I have read several posts on SO and internet about bicubic interpolation but unfortunately, I am not able to understand it. Furthermore, I read that bicubic interpolation need the knowledge of 4x4 grid around the pixel that need to be interpolated. However, since the rows and columns are at boundary so, I don't have a 4 x 4 grid around them.

Answer 1

Prologue

you need to extrapolate the unknown areas. You need to decide from what info you want to extrapolate the data. For example you want to use points near the unknonw area or use points dispersed along the whole known area. Both approaches are valid but have different results matching different needs.

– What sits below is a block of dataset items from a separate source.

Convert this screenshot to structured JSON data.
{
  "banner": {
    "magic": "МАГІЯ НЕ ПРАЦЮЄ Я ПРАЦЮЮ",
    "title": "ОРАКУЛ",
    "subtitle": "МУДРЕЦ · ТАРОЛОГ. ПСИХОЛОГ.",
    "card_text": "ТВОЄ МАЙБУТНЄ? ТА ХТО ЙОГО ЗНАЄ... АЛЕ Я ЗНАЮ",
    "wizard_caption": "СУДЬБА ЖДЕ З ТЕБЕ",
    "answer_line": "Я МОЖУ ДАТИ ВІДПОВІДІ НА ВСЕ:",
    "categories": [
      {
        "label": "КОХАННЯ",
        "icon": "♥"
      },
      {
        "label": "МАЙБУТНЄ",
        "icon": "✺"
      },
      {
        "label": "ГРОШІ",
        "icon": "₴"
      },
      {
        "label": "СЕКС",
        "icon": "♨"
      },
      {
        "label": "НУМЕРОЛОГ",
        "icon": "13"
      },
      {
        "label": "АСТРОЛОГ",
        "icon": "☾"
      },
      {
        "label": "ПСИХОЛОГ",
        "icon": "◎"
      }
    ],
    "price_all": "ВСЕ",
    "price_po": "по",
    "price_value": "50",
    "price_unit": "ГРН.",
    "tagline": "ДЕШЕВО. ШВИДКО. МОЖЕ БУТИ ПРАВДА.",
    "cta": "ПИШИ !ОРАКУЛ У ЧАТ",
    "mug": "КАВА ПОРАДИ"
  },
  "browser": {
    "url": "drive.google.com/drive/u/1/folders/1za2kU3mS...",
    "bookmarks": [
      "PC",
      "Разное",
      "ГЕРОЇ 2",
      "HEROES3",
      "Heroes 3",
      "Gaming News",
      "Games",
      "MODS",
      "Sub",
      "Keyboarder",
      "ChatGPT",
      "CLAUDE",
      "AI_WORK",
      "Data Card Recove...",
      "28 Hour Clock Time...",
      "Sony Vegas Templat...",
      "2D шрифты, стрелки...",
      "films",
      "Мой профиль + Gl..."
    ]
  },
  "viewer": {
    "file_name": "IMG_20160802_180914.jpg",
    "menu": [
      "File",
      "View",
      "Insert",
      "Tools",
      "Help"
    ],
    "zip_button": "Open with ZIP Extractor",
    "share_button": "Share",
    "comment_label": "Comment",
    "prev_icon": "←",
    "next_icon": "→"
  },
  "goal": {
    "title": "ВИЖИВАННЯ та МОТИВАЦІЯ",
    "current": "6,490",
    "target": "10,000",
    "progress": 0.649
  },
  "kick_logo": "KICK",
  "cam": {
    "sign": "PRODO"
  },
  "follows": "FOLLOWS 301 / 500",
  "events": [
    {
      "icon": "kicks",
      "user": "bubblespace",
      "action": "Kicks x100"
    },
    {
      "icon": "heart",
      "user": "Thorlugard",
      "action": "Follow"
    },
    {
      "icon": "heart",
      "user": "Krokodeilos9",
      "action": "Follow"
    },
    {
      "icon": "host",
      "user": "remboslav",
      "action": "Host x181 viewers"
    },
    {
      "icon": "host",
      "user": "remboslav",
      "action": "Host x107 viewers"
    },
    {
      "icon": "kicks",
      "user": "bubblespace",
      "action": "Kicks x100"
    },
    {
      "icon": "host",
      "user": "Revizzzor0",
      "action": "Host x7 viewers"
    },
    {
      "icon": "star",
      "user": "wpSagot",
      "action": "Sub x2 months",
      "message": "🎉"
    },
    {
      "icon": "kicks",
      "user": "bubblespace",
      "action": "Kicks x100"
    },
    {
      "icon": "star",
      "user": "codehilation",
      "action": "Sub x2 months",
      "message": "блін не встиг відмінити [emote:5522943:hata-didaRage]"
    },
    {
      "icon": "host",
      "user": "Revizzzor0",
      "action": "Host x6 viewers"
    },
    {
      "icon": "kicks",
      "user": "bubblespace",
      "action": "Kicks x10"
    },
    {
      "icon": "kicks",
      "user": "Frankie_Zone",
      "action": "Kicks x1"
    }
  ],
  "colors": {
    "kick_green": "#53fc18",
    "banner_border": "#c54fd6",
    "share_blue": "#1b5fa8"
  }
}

I will be using the close points to the unknown area. Let me start with simpler case:

1. 1D Linear extrapolation

   Linear extrapolation uses line formed by 2 known points. so for example assume this vector:

   

   The x axis is the vector/array index and y axis is value of the cell. So I took 2 last known points (blue) and form a line from it (green). Where it intersects next array positions there are your extrapolated values (red). So in C++ it looks like this:

   float a[8]={ 1.0,2.0,4.0,8.0,10.0,7.0,0.0,0.0 }; // your vector (last two numbers are unknown)
   a[6]=a[4]+((a[5]-a[4])*2.0); // =4.0
   a[7]=a[4]+((a[5]-a[4])*3.0); // =1.0
   

2. 1D cubic extrapolation

   It is similar to #1 but instead of line you use 4 control point cubic curve in parametric polynomial form. Most cubic curves are constructed so that if parameter t=0 you will obtain second control point and if t=1 you will obtain third control point. If you use t=<0,1> then you will iterate between them smoothly. Hove ever we need to expand the range after the last control point so t>=3 with step 1 for next point position. So:

   

   float a[8]={ 1.0,2.0,4.0,8.0,10.0,7.0,0.0,0.0 }; // your vector (last two numbers are unknown)
   float a0,a1,a2,a3; // your cubic curve polynomial coefficients (computed from 4 control points a[2],a[3],a[4],a[5])
   float t; // curve parameter
   // here compute the a0,a1,a2,a3
   t=3.0; a[6]=a0+a1*t+a2*t*t+a3*t*t*t*t;
   t=4.0; a[7]=a0+a1*t+a2*t*t+a3*t*t*t*t;
   

   Now how to obtain the a0,a1,a2,a3 coefficients? Yo can use any interpolation polynomial. My favorite is this (bullet #3):

   • Proper implementation of cubic spline interpolation

   So here it is (hope I did not some silly index mistake while replacing pi with a[2+i]):

   float  d1,d2;
   d1=0.5*(a[4]-a[2]);
   d2=0.5*(a[5]-a[3]);
   a0=a[3];
   a1=d1;
   a2=(3.0*(a[4]-a[3]))-(2.0*d1)-d2;
   a3=d1+d2+(2.0*(-a[4]+a[3]));
   

3. 2D Bi-cubic extrapolation

   This is just separating the problem into set of 1D cubic extrapolations. If you look at the graphs from #2 from above you will see for bi-cubic this:

   

   So first you compute unknown columns (which you can) and then from it compute the missing rows (or vice versa).